Date Published: May 1, 2019
Publisher: Public Library of Science
Author(s): Hongfeng Wang, Zhengquan Wang, Xueyun Dong, Tobias Isaac Baskin.
Fine roots of plants play an important role in terrestrial ecosystems. There is a close association between the anatomical characteristics and physiological and ecological functions of plants, but we still have a very limited knowledge of anatomical traits. For example, (1) we do not know if herbs and grasses have anatomical patterns similar to those of woody plants, and (2) the variation among different woody plants in the same ecosystem is unclear. In the present study, we analysed the anatomical structures of the fine root systems of various groups of vascular plants (ferns, eudicot herbs, monocots and woody plants) from the same ecosystem (a natural secondary forest on Mao’er Mountain, Heilongjiang, China) to answer the following questions: (1) How does the anatomy of the fine roots change with root order in various plant groups in the same ecosystem? (2) What is the pattern of variation within group? The results show that anatomical traits can be divided into 3 categories: traits that indicate the root capacity to transport resource along the root (stele diameter, xylem cell diameter and xylem cell area); traits that indicate absorptive capacity cortical thickness, (the number of cortical cell layers and the diameter of cortical cells); and traits that are integrated indicators (diameter and the stele to root diameter ratio). The traits indicate the root capacity to transport resource along the root order is generally similar among groups, but absorptive capacity is very different. The shift in function is the main factor influencing the fine root anatomy. Some traits show large variation within groups, but the variations in other traits are small. The traits indicate that the lower-order roots (absorbing roots) in distinct groups are of the first one or two root order in ferns, the first two or three orders in eudicot herbs, the first (only two root orders) or first two orders (more than three root orders) in monocots and the first four or five root orders in woody plants and the other roots are higher-order roots (transport roots). The result will helpful to understand the similarities and differences among groups and the physiological and ecological functions of plant roots.

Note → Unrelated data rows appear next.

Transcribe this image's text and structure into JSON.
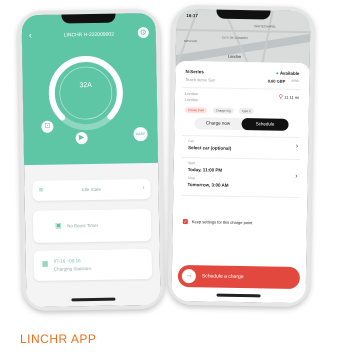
{
  "left_phone": {
    "header_title": "LINCHR H-222009002",
    "current": "32A",
    "fast_label": "FAST",
    "status_text": "Idle State",
    "timer_text": "No Boost Timer",
    "session_date": "07-16 ~08-16",
    "session_label": "Charging Statistics",
    "accent": "#5fc6a5"
  },
  "right_phone": {
    "status_time": "16:17",
    "map_labels": [
      "WHITECHAPEL",
      "CITY OF LONDON",
      "MAYFAIR",
      "London"
    ],
    "series_name": "N-Series",
    "availability": "Available",
    "station_name": "Teach demo Sun",
    "price": "0.60 GBP",
    "price_unit": "/kWh",
    "city_line_1": "London",
    "city_line_2": "London",
    "distance": "11.11 mi",
    "tags": [
      "Private Park",
      "Charge Ing",
      "Type 2"
    ],
    "tab_charge_now": "Charge now",
    "tab_schedule": "Schedule",
    "car_label": "Car",
    "car_value": "Select car (optional)",
    "start_label": "Start",
    "start_value": "Today, 11:00 PM",
    "stop_label": "Stop",
    "stop_value": "Tomorrow, 3:00 AM",
    "keep_settings": "Keep settings for this charge point",
    "schedule_button": "Schedule a charge",
    "accent": "#e2483d"
  },
  "brand": "LINCHR APP"
}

Owing to unique trait patterns [1, 2], more than 22% of the net primary productivity of global terrestrial ecosystems is transferred below ground annually via fine root turnover , even though the fraction of live fine root biomass to total tree biomass only ranges from less than 1% in mature forests to over 15% in young forests .Recognizing that there is a close association between anatomical characteristics and physiological and ecological functions, researchers have for many years classified fine roots on the basis of anatomical traits . Since then, additional details have been revealed that have allowed us to understand many physiological functions and ecological processes through anatomical traits.
The traits that indicate transport ability were always similar among groups, but the traits that indicate absorptive capacity differed greatly. The shift in function was the main factor that influences the anatomy of fine roots. Some traits show large variation within groups, but the variations in other traits were small. The traits indicate lower-order roots (absorbing roots) were the first 1 or 2 root order in ferns, the first 2 or 3 orders in eudicot herbs, the 1st (only two root orders) or first two orders (more than three root orders) in monocots and the first four or five root orders in woody plants and the other roots were higher-order roots (transport roots).